Tonight I leave on my journey abroad. I am piecing together my remaining items to be packed; making sure that my passport is at the ready and headphones are nearby. I have checked in to my flight, landing in London tomorrow morning at 9:00 a.m. Having confirmed lunch with friends tomorrow, I downloaded the iPhone application of the London tube system, making my quick jaunt into the city center less anxiety provoking, since I’ll know exactly which trains to take. After lunch tomorrow, I’ll return to Heathrow for my flight to Istanbul.
I’ll arrive at midnight, taxiing to Cihangir, where I’ll meet the woman who is renting me an apartment for the next two weeks. I’ve heard that this neighborhood is residential, not touristy, and is surrounded by cafes, restaurants, shops, and galleries. With a list of attractions/distractions like that, I could probably exist without leaving my neighborhood.
Alas, I’ll venture out. To prepare for this trip, I got a Chip and Pin card from Travelex. A chip and pin, for those of you who don’t know, is a credit card with a chip in it that one uses in combination with a pin code. We don’t have these stateside yet, but they are becoming the norm in Europe. They have increased security measures and are much safer than plain credit cards. Also, the machines in which they are used are different than ours, there’s no swiping. I learned the hard way, on previous trips, is that once chip and pin is installed in an establishment, oftentimes swiping is no longer an option. More than once I had to run to get cash from a machine to pay my bill or make a purchase. Travelex, the same company that gives you travelers checks and exchanges your cash, offers a refillable card that one can purchase in dollars but will be exchanged for pounds or euros. I chose euros, knowing full well that most of the countries that I am visiting are on their own currency still. But just in case, at least I’m covered for a bit of cash in chip and pin form in case I get caught in a pickle. And no, I don’t work for Travelex, but they sure do make travel easier.
When readying for a trip like this, I do all the practical things. I count pairs of socks and underwear, I fill small bottles with facewash and lotion. I bring scarves and bikinis both, since you never know what you’ll encounter. I look at maps, kind of, and plan out the first steps of the process, knowing that jet lag will get the better of me. I do all of these practical things because I know that my first day of traveling always includes some sort of breakdown. I’m not alone in this; I’ve read Matt Gross and other frequent travelers mention a case of Day One Malaise. It’s a common affliction of exhaustion, disorientation and aloneness. Not loneliness, but aloneness. It doesn’t last long but never fails to make an appearance.

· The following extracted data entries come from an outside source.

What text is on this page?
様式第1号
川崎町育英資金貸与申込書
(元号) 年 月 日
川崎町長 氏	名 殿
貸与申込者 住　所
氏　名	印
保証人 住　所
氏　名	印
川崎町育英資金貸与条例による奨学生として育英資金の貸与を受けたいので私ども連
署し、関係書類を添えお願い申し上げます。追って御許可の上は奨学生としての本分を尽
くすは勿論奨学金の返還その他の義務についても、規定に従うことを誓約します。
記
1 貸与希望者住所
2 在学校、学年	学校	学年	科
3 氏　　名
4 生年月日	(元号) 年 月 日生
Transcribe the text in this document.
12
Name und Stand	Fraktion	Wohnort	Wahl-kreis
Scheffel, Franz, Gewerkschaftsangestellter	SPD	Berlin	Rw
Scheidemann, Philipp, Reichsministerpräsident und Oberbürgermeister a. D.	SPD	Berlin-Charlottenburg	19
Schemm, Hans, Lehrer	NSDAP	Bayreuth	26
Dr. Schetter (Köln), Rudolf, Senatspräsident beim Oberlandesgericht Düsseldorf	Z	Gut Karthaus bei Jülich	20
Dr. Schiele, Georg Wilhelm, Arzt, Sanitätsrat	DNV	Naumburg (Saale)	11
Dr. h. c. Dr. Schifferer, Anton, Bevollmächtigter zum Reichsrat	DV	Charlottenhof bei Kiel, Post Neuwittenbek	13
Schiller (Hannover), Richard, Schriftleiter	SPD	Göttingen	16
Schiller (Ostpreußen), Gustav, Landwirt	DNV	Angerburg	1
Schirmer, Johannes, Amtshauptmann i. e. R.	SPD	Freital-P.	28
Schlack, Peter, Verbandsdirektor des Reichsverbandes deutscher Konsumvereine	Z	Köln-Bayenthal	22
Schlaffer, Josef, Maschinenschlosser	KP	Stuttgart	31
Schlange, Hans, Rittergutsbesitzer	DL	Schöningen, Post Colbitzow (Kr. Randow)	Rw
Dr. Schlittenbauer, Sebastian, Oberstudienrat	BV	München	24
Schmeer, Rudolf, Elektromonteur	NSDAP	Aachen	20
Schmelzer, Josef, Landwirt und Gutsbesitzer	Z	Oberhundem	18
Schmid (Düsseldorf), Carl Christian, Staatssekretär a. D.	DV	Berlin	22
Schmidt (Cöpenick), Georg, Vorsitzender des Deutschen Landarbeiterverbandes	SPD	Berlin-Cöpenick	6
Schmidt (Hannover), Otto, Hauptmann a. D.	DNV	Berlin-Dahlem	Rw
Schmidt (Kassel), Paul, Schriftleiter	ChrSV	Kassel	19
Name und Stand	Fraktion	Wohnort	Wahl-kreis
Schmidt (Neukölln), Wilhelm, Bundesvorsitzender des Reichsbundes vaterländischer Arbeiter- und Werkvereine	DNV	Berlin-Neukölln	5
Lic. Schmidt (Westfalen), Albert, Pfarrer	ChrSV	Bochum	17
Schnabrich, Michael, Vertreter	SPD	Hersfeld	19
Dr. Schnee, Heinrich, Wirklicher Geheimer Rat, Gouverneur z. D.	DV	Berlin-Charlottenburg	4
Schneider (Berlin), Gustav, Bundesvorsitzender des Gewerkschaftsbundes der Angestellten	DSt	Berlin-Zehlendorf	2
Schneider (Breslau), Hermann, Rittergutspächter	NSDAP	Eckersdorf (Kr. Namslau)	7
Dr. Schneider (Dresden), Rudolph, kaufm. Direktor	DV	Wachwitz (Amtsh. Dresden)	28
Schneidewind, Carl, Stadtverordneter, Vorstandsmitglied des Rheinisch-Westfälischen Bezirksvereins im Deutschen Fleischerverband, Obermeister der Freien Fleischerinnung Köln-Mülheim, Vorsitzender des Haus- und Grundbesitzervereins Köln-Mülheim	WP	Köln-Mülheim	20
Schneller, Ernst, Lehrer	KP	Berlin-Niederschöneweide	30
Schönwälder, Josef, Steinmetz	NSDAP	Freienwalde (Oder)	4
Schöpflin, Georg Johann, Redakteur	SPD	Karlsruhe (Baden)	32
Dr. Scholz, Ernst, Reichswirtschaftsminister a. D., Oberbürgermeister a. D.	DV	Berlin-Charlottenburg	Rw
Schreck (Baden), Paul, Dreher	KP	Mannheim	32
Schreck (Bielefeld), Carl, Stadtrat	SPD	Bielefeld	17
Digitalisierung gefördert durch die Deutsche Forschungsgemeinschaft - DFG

This trip, I began my anxiety a bit early, spending one night last weekend completely awake. Wide eyed, I asked my ceiling what on earth I was thinking, who would I talk to while away?!? Silly, I know, but there are moments when traveling and preparing to do so where your logical, thinking mind is not in charge of your thoughts. Day One Malaise for me normally includes one very expensive phone call and at least one very much appreciated glass of wine. Then, I’m ready for the world. To avoid any crazytown breakdowns, I have coordinated with my entire family and most friends to keep in touch over Face Time, iChat and Skype. With all the chatting we will do, I’ll hardly realize the distance between us.
So, with all my ducks in a row, I zip up my bag, double check for my adapters, cords, toothbrush and passport, and get in the car. My sister will drop me off, promising to treat my cat with unending love and affection while I’m gone, and I’ll say, “I’ll see you at Christmas.”